В школе учились дети, одетые почти так же бедно, как Ханна. С какой жадностью и мольбой смотрели они на тех, кто ел хлеб с маргарином или ливерную колбасу, — например, на дочку торговца. А Ханна даже и этого не смела: она не смотрела ни на богатых, ни на бедных, ни на кого, с кем она не была так же близко знакома, как со мной. Но даже и меня она иногда побаивалась.
Однажды с ней случилось действительно что-то ужасное. В перемену она забыла сходить куда следует, и ей уже в самом начале урока надо бы попроситься выйти. Но она не посмела.
Я заметила, что у нее что-то произошло, и прошептала:
— У тебя зубы болят?
Она отрицательно мотнула головой.
— Надо писать, а не шептаться, — сказал мой кумир у доски.
Фрекен была очень строга со мной, значительно строже, чем с другими детьми, но вознаграждала меня тем, что была со мной гораздо сердечнее, чем с ними.

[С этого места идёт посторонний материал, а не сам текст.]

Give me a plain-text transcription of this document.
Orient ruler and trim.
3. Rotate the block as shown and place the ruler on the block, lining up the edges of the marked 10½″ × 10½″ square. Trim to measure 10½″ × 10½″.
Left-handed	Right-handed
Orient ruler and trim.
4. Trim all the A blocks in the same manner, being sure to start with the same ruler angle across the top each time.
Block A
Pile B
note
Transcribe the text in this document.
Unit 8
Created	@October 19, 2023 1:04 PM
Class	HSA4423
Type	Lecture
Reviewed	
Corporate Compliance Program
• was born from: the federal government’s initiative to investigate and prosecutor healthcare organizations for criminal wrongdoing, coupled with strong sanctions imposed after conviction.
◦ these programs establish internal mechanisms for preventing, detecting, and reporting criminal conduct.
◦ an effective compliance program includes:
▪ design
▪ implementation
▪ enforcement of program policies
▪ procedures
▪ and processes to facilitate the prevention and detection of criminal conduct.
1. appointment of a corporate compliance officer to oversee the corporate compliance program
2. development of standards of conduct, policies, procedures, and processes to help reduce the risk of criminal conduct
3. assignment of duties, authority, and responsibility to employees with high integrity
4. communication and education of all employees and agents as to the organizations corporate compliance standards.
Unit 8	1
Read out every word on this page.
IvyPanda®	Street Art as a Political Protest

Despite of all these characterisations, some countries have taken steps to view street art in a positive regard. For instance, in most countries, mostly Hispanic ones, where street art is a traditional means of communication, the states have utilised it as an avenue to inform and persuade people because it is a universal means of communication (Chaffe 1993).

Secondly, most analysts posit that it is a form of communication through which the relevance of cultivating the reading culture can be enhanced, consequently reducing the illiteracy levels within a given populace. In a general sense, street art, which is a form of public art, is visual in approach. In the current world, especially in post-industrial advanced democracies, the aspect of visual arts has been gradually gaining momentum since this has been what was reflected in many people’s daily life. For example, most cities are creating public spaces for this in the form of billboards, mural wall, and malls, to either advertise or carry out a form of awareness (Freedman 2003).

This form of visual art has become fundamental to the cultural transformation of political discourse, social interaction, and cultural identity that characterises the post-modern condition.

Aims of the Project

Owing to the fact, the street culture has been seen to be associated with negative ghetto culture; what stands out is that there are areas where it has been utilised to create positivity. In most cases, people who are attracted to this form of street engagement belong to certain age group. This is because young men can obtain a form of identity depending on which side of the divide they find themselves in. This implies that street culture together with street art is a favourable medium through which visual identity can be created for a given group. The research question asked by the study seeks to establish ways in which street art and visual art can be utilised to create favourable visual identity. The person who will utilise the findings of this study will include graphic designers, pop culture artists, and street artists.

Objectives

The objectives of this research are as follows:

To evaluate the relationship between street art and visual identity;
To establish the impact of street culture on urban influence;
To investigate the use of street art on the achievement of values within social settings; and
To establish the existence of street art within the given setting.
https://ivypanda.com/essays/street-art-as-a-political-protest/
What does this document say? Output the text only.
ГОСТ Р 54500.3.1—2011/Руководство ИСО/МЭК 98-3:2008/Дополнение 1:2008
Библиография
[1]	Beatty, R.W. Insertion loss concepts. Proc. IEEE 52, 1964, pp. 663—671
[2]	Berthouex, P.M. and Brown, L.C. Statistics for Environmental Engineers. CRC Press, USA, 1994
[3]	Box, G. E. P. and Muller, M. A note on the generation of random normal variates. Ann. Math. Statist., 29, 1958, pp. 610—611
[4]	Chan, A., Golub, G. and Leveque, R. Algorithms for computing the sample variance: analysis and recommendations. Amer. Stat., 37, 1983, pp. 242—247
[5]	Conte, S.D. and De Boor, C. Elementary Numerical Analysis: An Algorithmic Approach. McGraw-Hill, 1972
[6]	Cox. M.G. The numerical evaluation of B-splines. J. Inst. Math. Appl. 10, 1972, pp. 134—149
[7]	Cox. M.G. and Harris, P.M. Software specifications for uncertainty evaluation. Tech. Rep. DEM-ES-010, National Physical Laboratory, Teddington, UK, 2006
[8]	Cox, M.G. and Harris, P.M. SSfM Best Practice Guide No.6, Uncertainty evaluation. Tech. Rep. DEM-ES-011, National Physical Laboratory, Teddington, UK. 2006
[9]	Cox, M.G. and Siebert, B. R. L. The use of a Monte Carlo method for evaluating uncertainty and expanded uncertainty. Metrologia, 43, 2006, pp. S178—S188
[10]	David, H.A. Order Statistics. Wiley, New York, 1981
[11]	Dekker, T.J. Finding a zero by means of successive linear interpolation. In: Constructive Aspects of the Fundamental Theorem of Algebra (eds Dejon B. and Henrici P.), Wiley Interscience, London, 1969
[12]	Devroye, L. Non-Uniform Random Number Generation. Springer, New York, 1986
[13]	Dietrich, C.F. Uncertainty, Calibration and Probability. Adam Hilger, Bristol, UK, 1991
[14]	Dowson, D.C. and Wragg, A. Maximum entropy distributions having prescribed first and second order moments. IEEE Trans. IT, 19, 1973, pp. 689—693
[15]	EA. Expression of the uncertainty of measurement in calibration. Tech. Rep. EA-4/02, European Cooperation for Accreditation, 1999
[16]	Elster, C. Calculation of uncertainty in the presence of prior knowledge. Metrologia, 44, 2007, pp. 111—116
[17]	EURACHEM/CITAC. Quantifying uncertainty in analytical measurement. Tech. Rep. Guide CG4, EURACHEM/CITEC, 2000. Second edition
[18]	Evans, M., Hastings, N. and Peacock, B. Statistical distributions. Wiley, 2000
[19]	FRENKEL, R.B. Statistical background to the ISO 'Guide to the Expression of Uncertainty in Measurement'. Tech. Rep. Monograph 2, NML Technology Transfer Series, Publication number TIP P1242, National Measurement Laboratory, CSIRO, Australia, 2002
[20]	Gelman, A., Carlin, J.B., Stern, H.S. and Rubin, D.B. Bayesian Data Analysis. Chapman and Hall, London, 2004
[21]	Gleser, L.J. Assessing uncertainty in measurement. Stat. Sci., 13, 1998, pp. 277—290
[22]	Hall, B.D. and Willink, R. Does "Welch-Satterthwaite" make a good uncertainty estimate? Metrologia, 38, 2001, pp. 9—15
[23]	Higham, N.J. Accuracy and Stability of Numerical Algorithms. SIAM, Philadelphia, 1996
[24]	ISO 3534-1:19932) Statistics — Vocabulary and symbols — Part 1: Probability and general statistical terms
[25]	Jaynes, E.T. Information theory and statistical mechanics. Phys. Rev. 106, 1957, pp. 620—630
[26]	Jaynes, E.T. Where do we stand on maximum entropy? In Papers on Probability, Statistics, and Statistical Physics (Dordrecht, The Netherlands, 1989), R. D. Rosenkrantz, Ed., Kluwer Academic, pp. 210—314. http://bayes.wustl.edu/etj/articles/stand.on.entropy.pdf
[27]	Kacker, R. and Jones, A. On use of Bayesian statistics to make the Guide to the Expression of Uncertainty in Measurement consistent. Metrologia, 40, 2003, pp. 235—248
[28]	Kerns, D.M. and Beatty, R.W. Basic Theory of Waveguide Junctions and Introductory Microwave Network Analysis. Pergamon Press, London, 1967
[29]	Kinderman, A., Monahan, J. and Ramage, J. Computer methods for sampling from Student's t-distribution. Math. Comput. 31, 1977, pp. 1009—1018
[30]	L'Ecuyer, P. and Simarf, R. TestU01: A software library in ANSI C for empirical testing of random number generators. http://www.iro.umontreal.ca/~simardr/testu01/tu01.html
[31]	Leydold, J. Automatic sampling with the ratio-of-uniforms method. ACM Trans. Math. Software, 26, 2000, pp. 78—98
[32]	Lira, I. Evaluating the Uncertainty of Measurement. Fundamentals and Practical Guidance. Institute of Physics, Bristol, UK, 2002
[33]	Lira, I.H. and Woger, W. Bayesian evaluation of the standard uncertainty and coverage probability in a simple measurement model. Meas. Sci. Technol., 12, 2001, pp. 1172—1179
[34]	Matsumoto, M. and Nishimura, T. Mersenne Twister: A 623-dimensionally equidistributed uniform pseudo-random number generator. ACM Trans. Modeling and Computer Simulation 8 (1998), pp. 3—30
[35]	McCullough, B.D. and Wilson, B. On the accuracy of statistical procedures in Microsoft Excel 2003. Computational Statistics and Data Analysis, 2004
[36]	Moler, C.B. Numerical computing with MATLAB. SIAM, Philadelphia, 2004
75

Поэтому меня не огорчали ее выговоры. Помнится, я даже любила их: было приятно, что она обращает на меня внимание, пусть даже ругает. Больше я на Ханну не смотрела и начала прилежно писать. Вдруг Ханна вскочила, невнятно пробормотала несколько слов, и тут мы все услышали, как что-то потекло.
Фрекен покраснела.
— Выйди, Ханна, — сказала она и строго посмотрела на тех, кто посмеивался и проявлял излишнее любопытство. — Продолжайте писать.
Ханна побрела к выходу. А мы писали и писали, между рядами ходила фрекен и наблюдала за нами. Дверь осталась открытой, но, если бы Ханна снова тихонько вошла в класс, мы все равно не посмели бы взглянуть на нее.
Урок кончился, а Ханна так и не пришла.
Я сразу же побежала ее разыскивать. Никто не захотел мне помочь. Ребята стояли группками и хихикали, а один мальчик крикнул мне вдогонку, что Ханна пошла домой за сухими штанами.
— У нее нет других штанов! — злорадно заорала дочь старшего работника.
Но я даже не слышала их насмешек. Меня душило отчаяние. Я была уверена, что Ханна умерла. Я не слышала звонка и убегала все дальше от школы, шарила в кустах около уборной, ползала по глубокой канаве. Долго бродила я по проселку и кричала, а потом спросила у встречного мужчины, не видел ли он девочку в длинной юбке и с маленькой косичкой. Нет, он не видел, но если я из школы, то звонок уже давным-давно был. Я изо всех сил помчалась обратно. Может, Ханна вернулась за время перемены?
Потная, раскрасневшаяся, я вбежала в класс, когда все ребята уже сидели на местах, держа перед собой грифельные доски. Но я никого не замечала, даже учительницу, я видела только, что моя скамейка пуста и Ханны нет.
— Садись на место, Миа. Возьми доску и списывай цифры.